Siyaset kurumu ülkede yaşanan her olay sonrası derin yara alır. Fatura siyasetçilere kesilir, bedeli de onlar öderler ve ödemek zorundalar. Kamuoyu araştırmalarında siyaset en az güvenilen kurumlar arasında birinci sıraya yükseldi. Siyaset de güven kaybı aldı başını gidiyor. Bunun nedeni de söylemler ile eylemler arasındaki çelişkilerdir. Siyaset bazen hayatın ve gerçeklerin çok arkasında kalırken, bazen de öyle bir hızla ilerler ki şaşar kalırsınız. Hele bu zamanda işini düzgün yapan, dürüst, karakterli ve şahsiyetli siyasetçi bulmak tam bir mucize. Aslında bunu ben değil kendileri söylüyor. İşin özeti siyasetçi yetişmiyor, siyasetçi kopyalanıyor.
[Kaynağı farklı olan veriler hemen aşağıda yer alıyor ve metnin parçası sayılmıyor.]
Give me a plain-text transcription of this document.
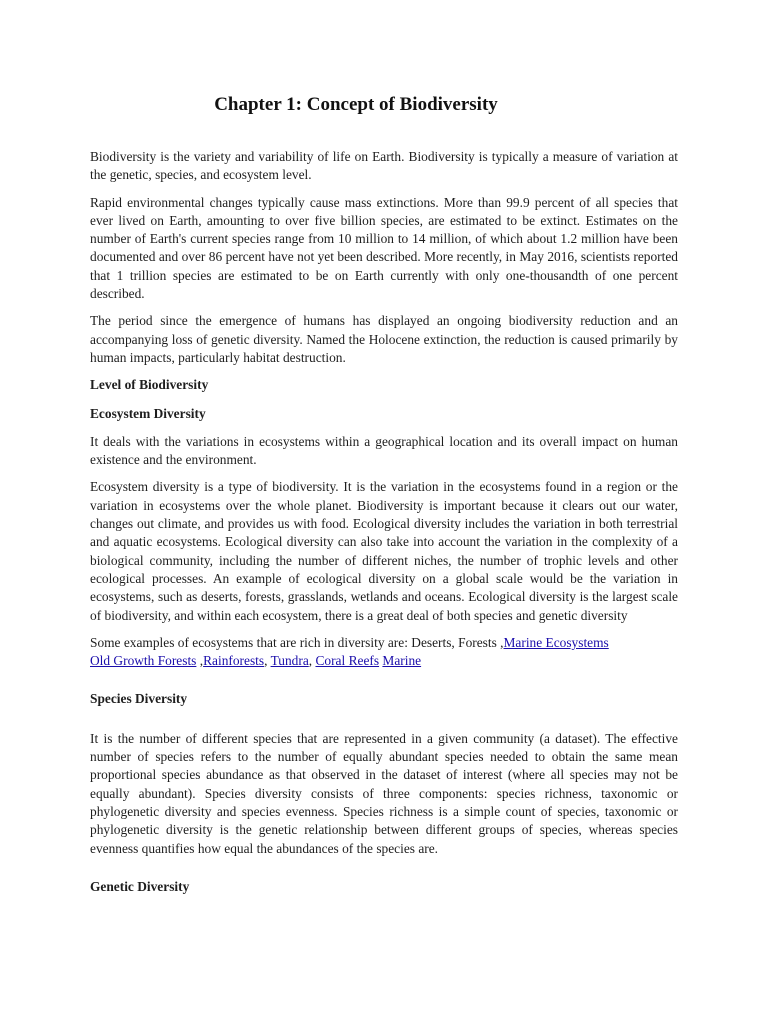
Chapter 1: Concept of Biodiversity

Biodiversity is the variety and variability of life on Earth. Biodiversity is typically a measure of variation at the genetic, species, and ecosystem level.

Rapid environmental changes typically cause mass extinctions. More than 99.9 percent of all species that ever lived on Earth, amounting to over five billion species, are estimated to be extinct. Estimates on the number of Earth's current species range from 10 million to 14 million, of which about 1.2 million have been documented and over 86 percent have not yet been described. More recently, in May 2016, scientists reported that 1 trillion species are estimated to be on Earth currently with only one-thousandth of one percent described.

The period since the emergence of humans has displayed an ongoing biodiversity reduction and an accompanying loss of genetic diversity. Named the Holocene extinction, the reduction is caused primarily by human impacts, particularly habitat destruction.

Level of Biodiversity

Ecosystem Diversity

It deals with the variations in ecosystems within a geographical location and its overall impact on human existence and the environment.

Ecosystem diversity is a type of biodiversity. It is the variation in the ecosystems found in a region or the variation in ecosystems over the whole planet. Biodiversity is important because it clears out our water, changes out climate, and provides us with food. Ecological diversity includes the variation in both terrestrial and aquatic ecosystems. Ecological diversity can also take into account the variation in the complexity of a biological community, including the number of different niches, the number of trophic levels and other ecological processes. An example of ecological diversity on a global scale would be the variation in ecosystems, such as deserts, forests, grasslands, wetlands and oceans. Ecological diversity is the largest scale of biodiversity, and within each ecosystem, there is a great deal of both species and genetic diversity

Some examples of ecosystems that are rich in diversity are: Deserts, Forests ,Marine Ecosystems
Old Growth Forests ,Rainforests, Tundra, Coral Reefs Marine

Species Diversity

It is the number of different species that are represented in a given community (a dataset). The effective number of species refers to the number of equally abundant species needed to obtain the same mean proportional species abundance as that observed in the dataset of interest (where all species may not be equally abundant). Species diversity consists of three components: species richness, taxonomic or phylogenetic diversity and species evenness. Species richness is a simple count of species, taxonomic or phylogenetic diversity is the genetic relationship between different groups of species, whereas species evenness quantifies how equal the abundances of the species are.

Genetic Diversity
Siyasete katkı sunmak yerine, koltuk kaparak nemalanma peşinde olanların sayısı her geçen gün artıyor. Koltuğa güç vermek yerine, koltuktan güç alan siyasetçiler sarmış etrafımızı. Bazı siyasi partilerde öyle kişiler yönetimde ki, sorsan yeni anayasayı, sorsan başkanlık sistemini, sorsan iç ve dış meseleleri dünyadan bir haberler. Öyle yemeklerde, toplantılarda, karşılama törenlerinde hava atıp-caka satmakla olmuyor bu işler. Siyaset edep işidir, öyle iftira, dedikodu, haset ve iki yüzlülük yaparak siyaset yapılmaz, yapılmamalıdır. Hele dava arkadaşını satıyorsan, senden değil siyasetçi hiç bir halt olmaz. Önce insan olmak gerek, önce şahsiyet sahibi olmak gerek, donanımlı, bilgi sahibi olmak gerek.
Siyaset yapmak, şahsiyet imtihanıdır.
Siyaset öyle bir alandır ki, en yakının ile yapılamayacak, düşmanına da bırakılamayacak kadar önemli bir alandır. Bizim ülkemizde siyaset, çamur at izi kalsın felsefesiyle yapılıyor, fakat unutulmamalıdır ki; çamuru atarken o iftira sahibinin de eli kirleniyor. Siyasetçi, bölmemeli - ayrıştırmamalı, tam tersi birleştirici ve uzlaştırıcı olmalıdır.